Calculating your pricing guide is an important part of your venture. Your hourly rate can dictate how profitable your venture will be and how much you will take home at the end of every week. What price you go for will depend whether you are a service or product based business.
If you are a service business this is fairly easy. You can calculate the total number you operate your services such as typically this is a 40 hour week. In these 40 hours you must account for all of your bookkeeping, advertising and other admin hours on top of the hours you can allocate to providing your service. As a general rule of thumb you should at least increase your intended hourly rate by about 400%. So say you want to earn $1000 a week in a 40 hour week, your hourly rate should be around the $100 an hour mark. In a 40 hour week you may spend 10-15 hours doing admin work and travelling. On top of this you will have other overheads and expenses. That is why tradespeople tend to get paid a lot more. However if you are really busy this rate gives you room to employ other people and make a mark-up. This also covers you while you are in your quieter periods.

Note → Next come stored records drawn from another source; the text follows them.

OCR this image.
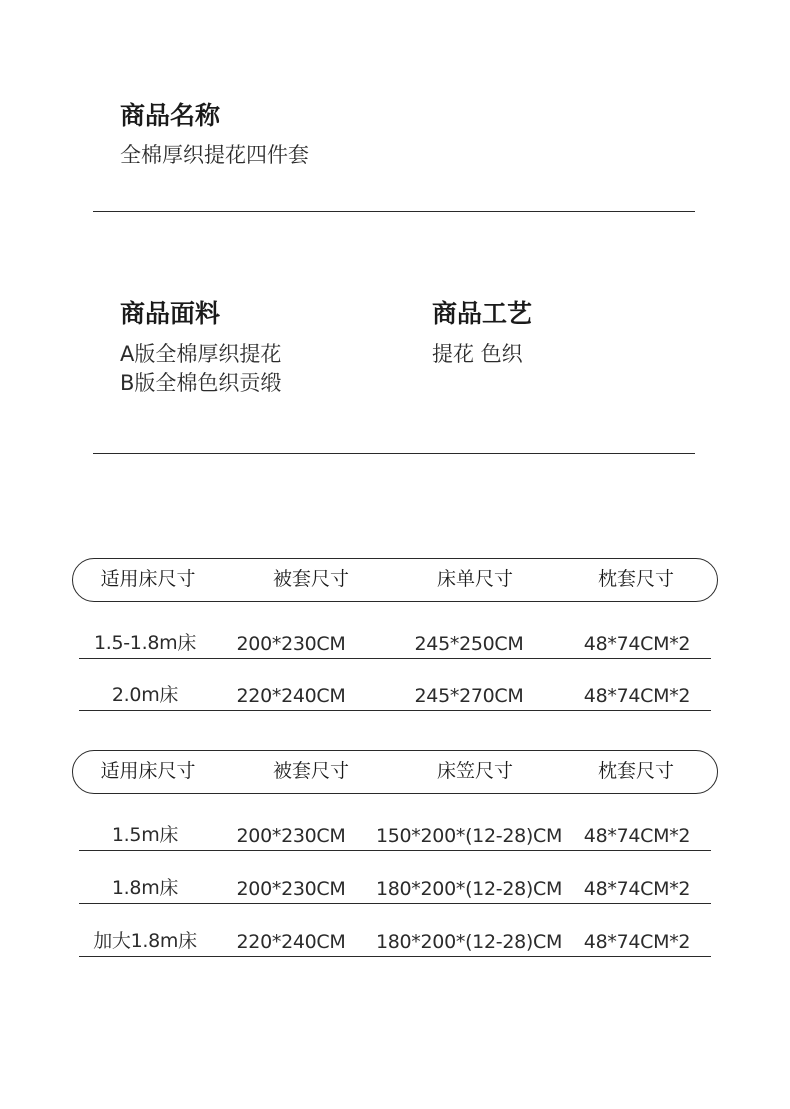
商品名称
全棉厚织提花四件套
商品面料
A版全棉厚织提花
B版全棉色织贡缎
商品工艺
提花 色织
适用床尺寸	被套尺寸	床单尺寸	枕套尺寸
1.5-1.8m床	200*230CM	245*250CM	48*74CM*2
2.0m床	220*240CM	245*270CM	48*74CM*2
适用床尺寸	被套尺寸	床笠尺寸	枕套尺寸
1.5m床	200*230CM	150*200*(12-28)CM	48*74CM*2
1.8m床	200*230CM	180*200*(12-28)CM	48*74CM*2
加大1.8m床	220*240CM	180*200*(12-28)CM	48*74CM*2
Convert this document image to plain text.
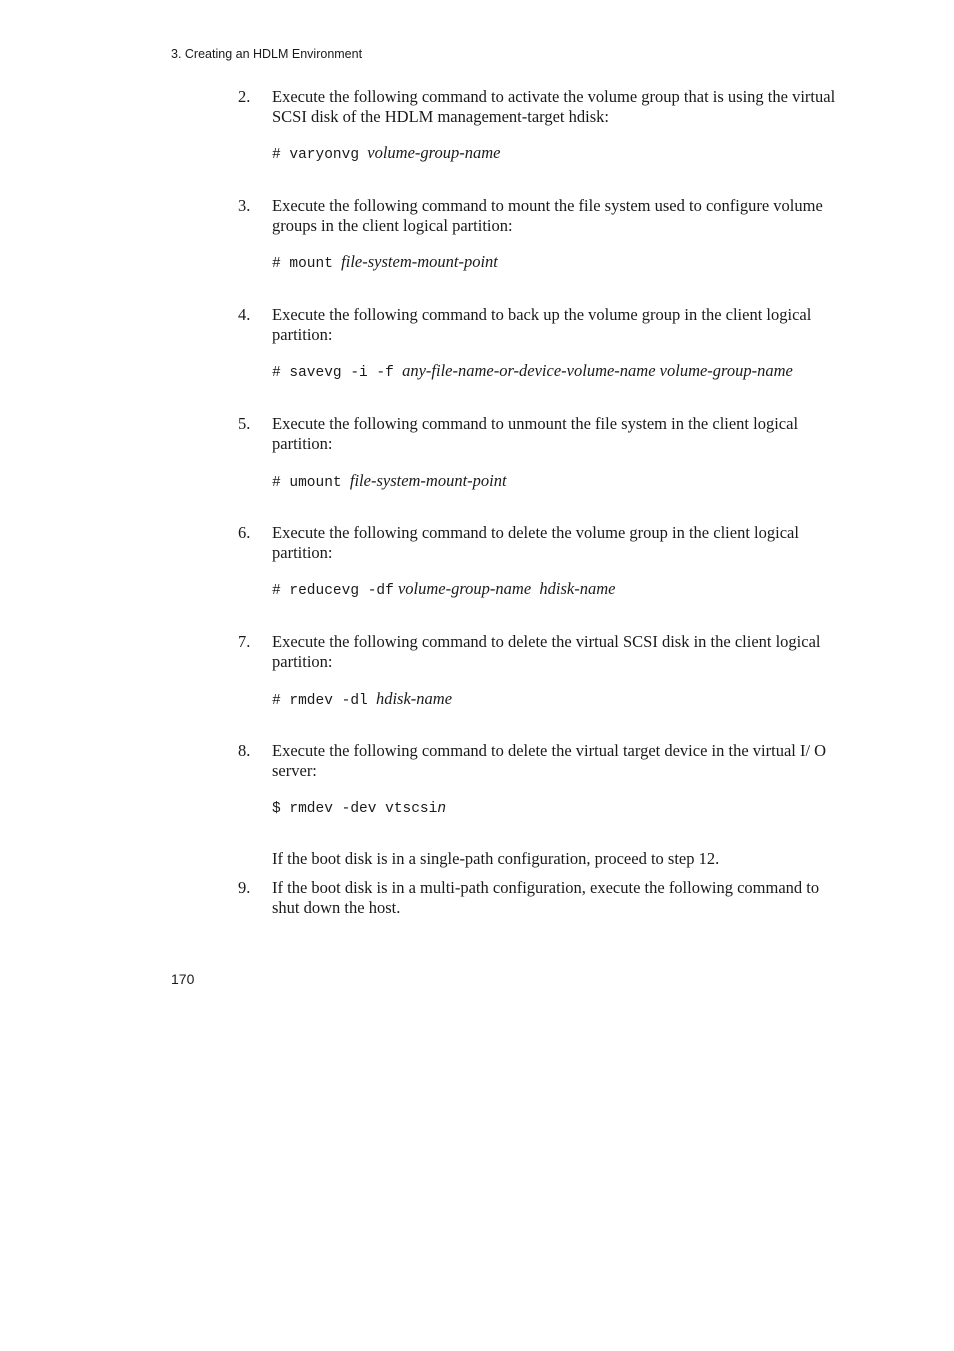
3. Creating an HDLM Environment
2. Execute the following command to activate the volume group that is using the virtual SCSI disk of the HDLM management-target hdisk:
# varyonvg volume-group-name
3. Execute the following command to mount the file system used to configure volume groups in the client logical partition:
# mount file-system-mount-point
4. Execute the following command to back up the volume group in the client logical partition:
# savevg -i -f any-file-name-or-device-volume-name volume-group-name
5. Execute the following command to unmount the file system in the client logical partition:
# umount file-system-mount-point
6. Execute the following command to delete the volume group in the client logical partition:
# reducevg -df volume-group-name  hdisk-name
7. Execute the following command to delete the virtual SCSI disk in the client logical partition:
# rmdev -dl hdisk-name
8. Execute the following command to delete the virtual target device in the virtual I/ O server:
$ rmdev -dev vtscsin
If the boot disk is in a single-path configuration, proceed to step 12.
9. If the boot disk is in a multi-path configuration, execute the following command to shut down the host.
170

Your pricing guide if you are a business with a product is different. With this sort of business you first need to work out your product cost. Then on top of this you need to work out all of your overheads including labour. The great thing about this is by calculating your unit costs and gross profit per product, you can calculate your breakeven point for an indicated price point.
From past lessons being the cheapest is the very dangerous. It will devalue your brand and give you less room to increase your prices in the future. You will also rely on doing volume which is not easy to maintain if the correct systems are not in place. From what we have seen from the GFC is that being cheap when you are not pushing large volumes will kill your business.
On the other hand businesses and ventures which value themselves and focus on providing a greater service to their customers can afford to increase what they charge. By knowing the capacity of what your business can handle can also limit to how high you can charge. At the beginning when testing your market you can afford to try pricing models. However once your brand is built doing these changes is not so easy so be weary.